Asosiasi Fintech Pendanaan Bersama Indonesia (AFPI) menegaskan bahwa praktik pinjaman online (pinjol) ilegal masih menjadi masalah serius yang meresahkan masyarakat. Bunga pinjaman yang sangat tinggi dan teror penagihan yang kejam menjadi ciri khas pinjol ilegal, yang kerap disebut sebagai predatory lending.
Ketua Bidang Humas AFPI, Kuseryansyah mencontohkan kasus di Sleman, di mana pinjol ilegal mengenakan bunga hingga 4% per hari. "Pinjam Rp 3 juta, dalam hitungan bulan bisa membengkak jadi Rp 30 juta. Ini jelas predatory lending," tegasnya dalam sebuah kesempatan di Jakarta, Rabu (27/8/2025).
Data dari Center of Economic and Law Studies (CELIOS) yang mengutip data OJK menunjukkan bahwa pada tahun 2024, jumlah entitas pinjol ilegal mencapai 3.240, jauh melampaui jumlah platform pinjaman daring resmi yang hanya 97. Fakta ini menggambarkan betapa pinjol ilegal masih menjadi ancaman nyata bagi masyarakat.
"Pinjol ilegal masih menjadi ancaman. Bahkan, industri kami ingin menjauhi sebutan ‘pinjol’ karena konotasinya yang negatif," imbuhnya.
Kuseryansyah juga menyinggung pembatasan bunga pinjaman menjadi 0,8% sebagai upaya OJK dalam memberantas pinjol ilegal, bukan hasil kolusi antar pelaku industri. "Ada batas atas atau ceiling price untuk bunga. Platform yang ingin menerapkan standar lebih rendah, silakan saja. Namun, jika melebihi 0,8%, itu sudah mendekati predatory lending dan kurang melindungi konsumen," jelasnya.

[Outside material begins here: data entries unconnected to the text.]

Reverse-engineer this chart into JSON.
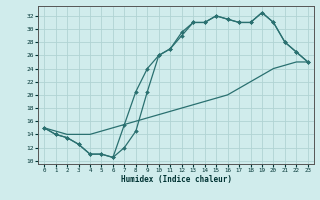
{
  "xlabel": "Humidex (Indice chaleur)",
  "bg_color": "#d0ecec",
  "grid_color": "#b0d4d4",
  "line_color": "#2a7070",
  "xlim": [
    -0.5,
    23.5
  ],
  "ylim": [
    9.5,
    33.5
  ],
  "xticks": [
    0,
    1,
    2,
    3,
    4,
    5,
    6,
    7,
    8,
    9,
    10,
    11,
    12,
    13,
    14,
    15,
    16,
    17,
    18,
    19,
    20,
    21,
    22,
    23
  ],
  "yticks": [
    10,
    12,
    14,
    16,
    18,
    20,
    22,
    24,
    26,
    28,
    30,
    32
  ],
  "curve1_x": [
    0,
    1,
    2,
    3,
    4,
    5,
    6,
    7,
    8,
    9,
    10,
    11,
    12,
    13,
    14,
    15,
    16,
    17,
    18,
    19,
    20,
    21,
    22,
    23
  ],
  "curve1_y": [
    15,
    14,
    13.5,
    12.5,
    11,
    11,
    10.5,
    12,
    14.5,
    20.5,
    26,
    27,
    29.5,
    31,
    31,
    32,
    31.5,
    31,
    31,
    32.5,
    31,
    28,
    26.5,
    25
  ],
  "curve2_x": [
    0,
    1,
    2,
    3,
    4,
    5,
    6,
    7,
    8,
    9,
    10,
    11,
    12,
    13,
    14,
    15,
    16,
    17,
    18,
    19,
    20,
    21,
    22,
    23
  ],
  "curve2_y": [
    15,
    14,
    13.5,
    12.5,
    11,
    11,
    10.5,
    15.5,
    20.5,
    24,
    26,
    27,
    29,
    31,
    31,
    32,
    31.5,
    31,
    31,
    32.5,
    31,
    28,
    26.5,
    25
  ],
  "curve3_x": [
    0,
    1,
    2,
    3,
    4,
    5,
    6,
    7,
    8,
    9,
    10,
    11,
    12,
    13,
    14,
    15,
    16,
    17,
    18,
    19,
    20,
    21,
    22,
    23
  ],
  "curve3_y": [
    15,
    14.5,
    14,
    14,
    14,
    14.5,
    15,
    15.5,
    16,
    16.5,
    17,
    17.5,
    18,
    18.5,
    19,
    19.5,
    20,
    21,
    22,
    23,
    24,
    24.5,
    25,
    25
  ],
  "lw": 0.9,
  "ms": 2.0
}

Lebih lanjut, ia menjelaskan bahwa Surat Keputusan (SK) Code of Conduct Asosiasi yang sempat dipermasalahkan oleh KPPU telah dicabut pada 8 November 2023, sejalan dengan pemberlakuan SEOJK 19-SEOJK.06-2023 yang diterbitkan OJK.
"Kami tegaskan tidak pernah ada kesepakatan penetapan batas maksimum manfaat ekonomi (suku bunga) antar platform di 2018-2023. Setelah SEOJK 19-SEOJK.06-2023 berlaku, kami mencabut Code of Conduct dan patuh pada regulasi," pungkasnya.